Punkt 9: Sterbeurkunde beantragen


Eine Sterbeurkunde kann man beim örtlichen Standesamt beantragen. Sie hilft dabei, zum Beispiel Verträge des Verstorbenen zu kündigen. Für den Antrag benötigt man den ärztlichen Totenschein, den Personalausweis des Verstorbenen, seine Geburtsurkunde und ggf. eine Heiratsurkunde oder ein Familienstammbuch. Oft kümmert sich das Bestattungsunternehmen um die Sterbeurkunde.

Punkt 10: Wann braucht man einen Erbschein?


Einen Erbschein bekommen Sie beim Nachlassgericht. Dieses Dokument bestätigt den Status einer Person als Erbe einer anderen. Daraus geht hervor, wer den Verstorbenen beerbt und - bei mehreren Erben - mit welchem Anteil. Wie viel der Erbschein kostet, richtet sich nach der Höhe des Nachlasses.

Manche Banken fordern immer noch einen Erbschein als Nachweis, dass man Erbe ist. Der Bundesgerichtshof sieht jedoch den Erbschein als Erbnachweis gegenüber einer Bank als überflüssig an. Schließlich kann dieser einige Kosten verursachen. Gegenüber Banken und Versicherungen reicht es nach der Rechtsprechung normalerweise aus, das vom Nachlassgericht eröffnete Testament und die Sterbeurkunde vorzulegen (Urteil vom 8.10.2013, Az. XI ZR 401/12). Bei gesetzlicher Erbfolge kommt es darauf an, ob andere Unterlagen die Erbfolge eindeutig nachweisen.

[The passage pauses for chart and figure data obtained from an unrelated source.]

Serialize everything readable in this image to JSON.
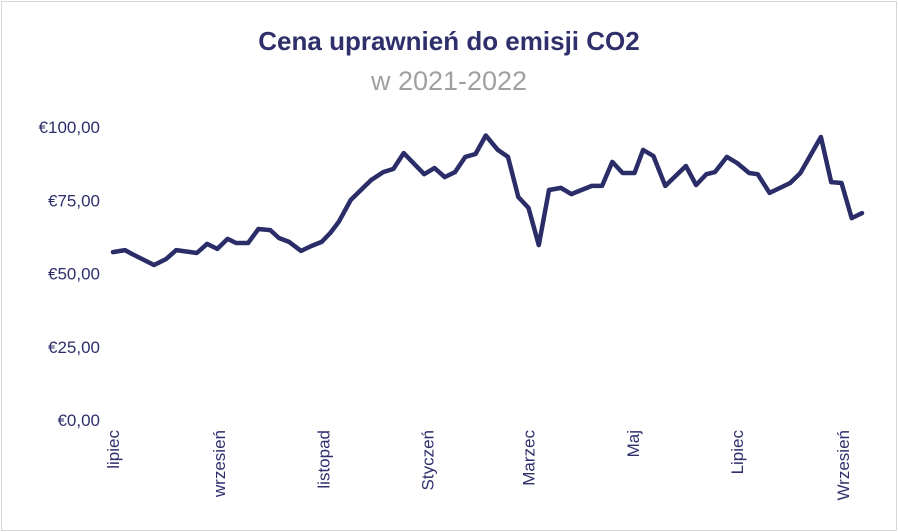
{
  "chart_data": {
    "type": "line",
    "title": "Cena uprawnień do emisji CO2",
    "subtitle": "w 2021-2022",
    "xlabel": "",
    "ylabel": "",
    "ylim": [
      0,
      100
    ],
    "y_ticks": [
      "€0,00",
      "€25,00",
      "€50,00",
      "€75,00",
      "€100,00"
    ],
    "y_tick_values": [
      0,
      25,
      50,
      75,
      100
    ],
    "x_ticks": [
      "lipiec",
      "wrzesień",
      "listopad",
      "Styczeń",
      "Marzec",
      "Maj",
      "Lipiec",
      "Wrzesień"
    ],
    "x_tick_dates": [
      "2021-07-01",
      "2021-09-01",
      "2021-11-01",
      "2022-01-01",
      "2022-03-01",
      "2022-05-01",
      "2022-07-01",
      "2022-09-01"
    ],
    "grid": false,
    "line_color": "#2b2d68",
    "series": [
      {
        "x": [
          "2021-07-01",
          "2021-07-08",
          "2021-07-12",
          "2021-07-25",
          "2021-08-01",
          "2021-08-07",
          "2021-08-19",
          "2021-08-25",
          "2021-08-31",
          "2021-09-06",
          "2021-09-11",
          "2021-09-18",
          "2021-09-24",
          "2021-10-01",
          "2021-10-06",
          "2021-10-12",
          "2021-10-19",
          "2021-10-25",
          "2021-10-31",
          "2021-11-05",
          "2021-11-10",
          "2021-11-17",
          "2021-11-23",
          "2021-11-29",
          "2021-12-06",
          "2021-12-12",
          "2021-12-18",
          "2021-12-23",
          "2021-12-30",
          "2022-01-05",
          "2022-01-11",
          "2022-01-17",
          "2022-01-23",
          "2022-01-29",
          "2022-02-04",
          "2022-02-11",
          "2022-02-17",
          "2022-02-23",
          "2022-03-01",
          "2022-03-07",
          "2022-03-13",
          "2022-03-20",
          "2022-03-26",
          "2022-04-01",
          "2022-04-07",
          "2022-04-13",
          "2022-04-19",
          "2022-04-25",
          "2022-05-02",
          "2022-05-07",
          "2022-05-13",
          "2022-05-20",
          "2022-06-01",
          "2022-06-07",
          "2022-06-13",
          "2022-06-18",
          "2022-06-25",
          "2022-07-01",
          "2022-07-08",
          "2022-07-13",
          "2022-07-20",
          "2022-08-01",
          "2022-08-07",
          "2022-08-19",
          "2022-08-25",
          "2022-08-31",
          "2022-09-06",
          "2022-09-12"
        ],
        "y": [
          57.3,
          58.0,
          56.7,
          52.9,
          54.9,
          58.0,
          57.0,
          60.1,
          58.4,
          61.8,
          60.4,
          60.4,
          65.2,
          64.8,
          62.1,
          60.8,
          57.7,
          59.4,
          60.8,
          63.8,
          67.6,
          75.1,
          78.5,
          81.9,
          84.6,
          85.7,
          91.1,
          88.1,
          83.9,
          86.0,
          82.9,
          84.6,
          89.8,
          90.8,
          97.1,
          92.2,
          89.8,
          76.1,
          72.4,
          59.7,
          78.5,
          79.2,
          77.1,
          78.5,
          79.9,
          79.9,
          88.1,
          84.3,
          84.3,
          92.2,
          90.1,
          79.9,
          86.7,
          80.2,
          83.9,
          84.6,
          89.8,
          87.7,
          84.3,
          83.9,
          77.5,
          80.9,
          84.3,
          96.6,
          81.2,
          80.9,
          68.9,
          70.6
        ]
      }
    ]
  }
}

Erforderlich ist ein Erbschein meist zur Umschreibung von Grundstücken beim Grundbuchamt. Auch hier kann jedoch ein notariell beurkundetes Testament oder ein ebensolcher Erbvertrag einen Erbschein überflüssig machen (OLG Hamm, Beschluss vom 26.7.2013, Az. 15 W 248/13).

Punkt 11: Mietwohnung des Erblassers kündigen


Erben sollten wissen: Der Mietvertrag des Verstorbenen endet nicht automatisch, sondern läuft weiter, bis er von den Erben gekündigt wird. Dabei gilt die reguläre Kündigungsfrist von drei Monaten. In diesem Zeitraum müssen die Erben ggf. auch die Miete weiterzahlen. Hier handelt es sich um eine außerordentliche Kündigung mit gesetzlicher Frist. Diese muss innerhalb eines Monats erfolgen, nachdem der Erbe von dem Todesfall erfahren hat.

Wenn jedoch neben dem Verstorbenen noch weitere Mieter im Mietvertrag stehen, wird das Mietverhältnis per Gesetz mit diesen fortgesetzt. Die anderen Mieter dürfen die Wohnung innerhalb von einem Monat mit gesetzlicher Frist (drei Monate) kündigen.

Hat allein der Verstorbene den Vertrag unterschrieben, dürfen Ehepartner, eingetragene Lebenspartner oder im Haushalt wohnende Kinder in den Vertrag als Mieter eintreten. Wenn sie keinen Gebrauch davon machen, haben auch andere Personen, die mit im gleichen Haushalt leben, das Recht auf Eintritt in den Vertrag.

Punkt 12: Laufende Verbraucherverträge kündigen


Erben sollten daran denken, dass sehr wahrscheinlich diverse Verträge des Verstorbenen noch weiterlaufen. Dies können Abos sein, Mitgliedschaften, Fitnessverträge, Handyverträge... Wichtig ist es, sich einen Überblick zu verschaffen und diese Verträge zu kündigen. Eine Kopie der Sterbeurkunde reicht meist als Nachweis aus.

Schwieriger kann es beim digitalen Nachlass sein. Dazu haben wir hier nähere Informationen:
Digitales Erbe - Was passiert mit dem Online-Nachlass?

Praxistipp zur Erbschaft


Bei vielen erbrechtlichen Fragen gibt es Beratungsbedarf. Oft geht es um viel Geld. Einverständliche Lösungen können helfen, langwierige und teure Familienstreitigkeiten zu vermeiden. Häufig kann durch die Beratung eines Fachanwalts für Erbrecht eine Lösung gefunden werden. Dieser kann auch dabei helfen, die eigenen Ansprüche durchzusetzen.